Ed era possibile che avesse comprato coi soldi la complicità di Virginia Gibson. Poteva anche essere riuscita a nascondere lei e la rossa di Tè per due dietro i rispettivi set. Ma Debbie Reynolds non aveva problemi con l’alcol, e se Alis avesse infilato lei dietro un set, “qualcuno” se ne sarebbe accorto.
Non era il viaggio nel tempo. Era chissà quale tipo di illusione tecnologica che in un modo o nell’altro le aveva permesso di ballare nei film. Nel qual caso, Alis non era svanita per sempre nel passato. Era ancora a Hollywood. E io l’avrei ritrovata.
— Spegniti — dissi al computer. Afferrai la giacca e mi precipitai fuori dalla stanza.
CLICHÉ CINEMATOGRAFICO N. 419: La fuga impedita. L’Eroe/l’Eroina fuggono, riescono quasi a sottrarsi ai cattivi, a eluderli, sono quasi arrivati sani e salvi a casa, poi all’improvviso arriva il cattivaccio e chiede: “Stai andando da qualche parte?”.
VEDERE: La grande fuga , L’Impero colpisce ancora , Intrigo internazionale , Il club dei trentanove.
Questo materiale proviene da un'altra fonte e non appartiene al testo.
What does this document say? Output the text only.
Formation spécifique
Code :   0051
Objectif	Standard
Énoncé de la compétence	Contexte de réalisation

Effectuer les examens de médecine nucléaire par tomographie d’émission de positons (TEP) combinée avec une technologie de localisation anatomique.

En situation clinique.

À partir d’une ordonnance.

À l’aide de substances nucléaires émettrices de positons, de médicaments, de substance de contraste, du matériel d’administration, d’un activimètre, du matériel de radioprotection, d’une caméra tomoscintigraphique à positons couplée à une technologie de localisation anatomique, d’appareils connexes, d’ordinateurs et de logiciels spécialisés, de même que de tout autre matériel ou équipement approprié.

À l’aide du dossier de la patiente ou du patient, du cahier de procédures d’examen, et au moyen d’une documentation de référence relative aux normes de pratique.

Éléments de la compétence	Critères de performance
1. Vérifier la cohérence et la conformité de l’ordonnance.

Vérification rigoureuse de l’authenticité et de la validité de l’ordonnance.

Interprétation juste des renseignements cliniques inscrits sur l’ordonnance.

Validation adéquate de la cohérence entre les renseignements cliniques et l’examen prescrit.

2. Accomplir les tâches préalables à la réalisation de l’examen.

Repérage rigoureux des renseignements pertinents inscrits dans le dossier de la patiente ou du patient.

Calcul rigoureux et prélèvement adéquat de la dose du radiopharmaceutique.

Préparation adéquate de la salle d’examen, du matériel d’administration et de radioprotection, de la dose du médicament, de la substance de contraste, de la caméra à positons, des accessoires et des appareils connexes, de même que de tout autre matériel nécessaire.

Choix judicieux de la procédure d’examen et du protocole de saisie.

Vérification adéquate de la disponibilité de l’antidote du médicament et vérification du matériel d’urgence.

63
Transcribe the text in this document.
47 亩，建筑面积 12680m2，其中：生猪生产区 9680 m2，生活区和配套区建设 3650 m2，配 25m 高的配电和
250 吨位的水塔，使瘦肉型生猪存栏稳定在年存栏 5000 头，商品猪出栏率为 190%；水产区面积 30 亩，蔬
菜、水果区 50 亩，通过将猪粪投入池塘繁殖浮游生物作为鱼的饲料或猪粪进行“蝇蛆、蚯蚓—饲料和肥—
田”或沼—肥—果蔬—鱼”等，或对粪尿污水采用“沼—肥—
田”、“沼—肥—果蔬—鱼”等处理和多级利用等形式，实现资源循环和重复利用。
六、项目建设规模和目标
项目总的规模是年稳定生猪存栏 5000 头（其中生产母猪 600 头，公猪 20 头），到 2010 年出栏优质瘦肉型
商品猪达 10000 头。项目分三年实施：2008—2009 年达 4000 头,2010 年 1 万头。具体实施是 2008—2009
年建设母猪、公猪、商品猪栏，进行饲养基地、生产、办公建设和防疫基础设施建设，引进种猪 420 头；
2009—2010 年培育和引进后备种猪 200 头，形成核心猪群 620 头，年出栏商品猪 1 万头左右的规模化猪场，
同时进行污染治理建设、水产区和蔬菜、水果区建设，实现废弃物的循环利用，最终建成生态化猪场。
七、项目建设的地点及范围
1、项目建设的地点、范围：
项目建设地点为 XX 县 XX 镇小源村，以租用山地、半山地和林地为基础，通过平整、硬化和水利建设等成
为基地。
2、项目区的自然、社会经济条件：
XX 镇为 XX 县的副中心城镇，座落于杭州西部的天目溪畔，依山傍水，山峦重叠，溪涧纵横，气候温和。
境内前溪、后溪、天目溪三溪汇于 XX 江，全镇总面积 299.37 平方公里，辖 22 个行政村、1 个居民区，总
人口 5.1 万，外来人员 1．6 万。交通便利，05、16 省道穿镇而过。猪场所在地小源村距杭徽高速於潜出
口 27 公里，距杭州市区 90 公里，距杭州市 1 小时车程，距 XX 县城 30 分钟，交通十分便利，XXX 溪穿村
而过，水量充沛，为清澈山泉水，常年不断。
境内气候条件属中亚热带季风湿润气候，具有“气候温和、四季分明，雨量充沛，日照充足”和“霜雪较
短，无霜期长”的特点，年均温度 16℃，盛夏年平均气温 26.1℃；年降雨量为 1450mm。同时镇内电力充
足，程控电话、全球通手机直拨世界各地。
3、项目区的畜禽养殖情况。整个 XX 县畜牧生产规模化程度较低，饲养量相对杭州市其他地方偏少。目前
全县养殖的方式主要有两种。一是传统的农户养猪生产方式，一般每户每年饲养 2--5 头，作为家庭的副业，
Hedda era appostata davanti alla porta. Teneva le braccia incrociate e batteva il piede. Rosalind Russell nella parte della madre superiora in Guai con gli angeli.
— Tu dovresti stare a letto — disse.
— Mi sento bene.
— Solo perché l’alcol non è ancora stato espulso del tutto dal tuo corpo. Certa gente impiega più tempo di altra. Hai fatto la pipì?
— Sì — risposi. — A catini. Adesso se vuole scusarmi, infermiera Ratchet…
— Non so dove tu voglia andare, ma di qualunque cosa si tratti può aspettare finché non ti sarai ripulito. — Hedda mi bloccò la strada. — Dico sul serio. Col ridigaine non si scherza. — Mi riportò in stanza. — Tu devi restare qui a riposarti. E comunque, dove stavi andando? A cercare Alis? Perché se fosse così, lei non c’è. Ha smesso di frequentare tutti i corsi e ha lasciato la casa dello studente.
E si è trasferita dal boss di Mayer. Quello Hedda non lo disse. — Non andavo da Alis.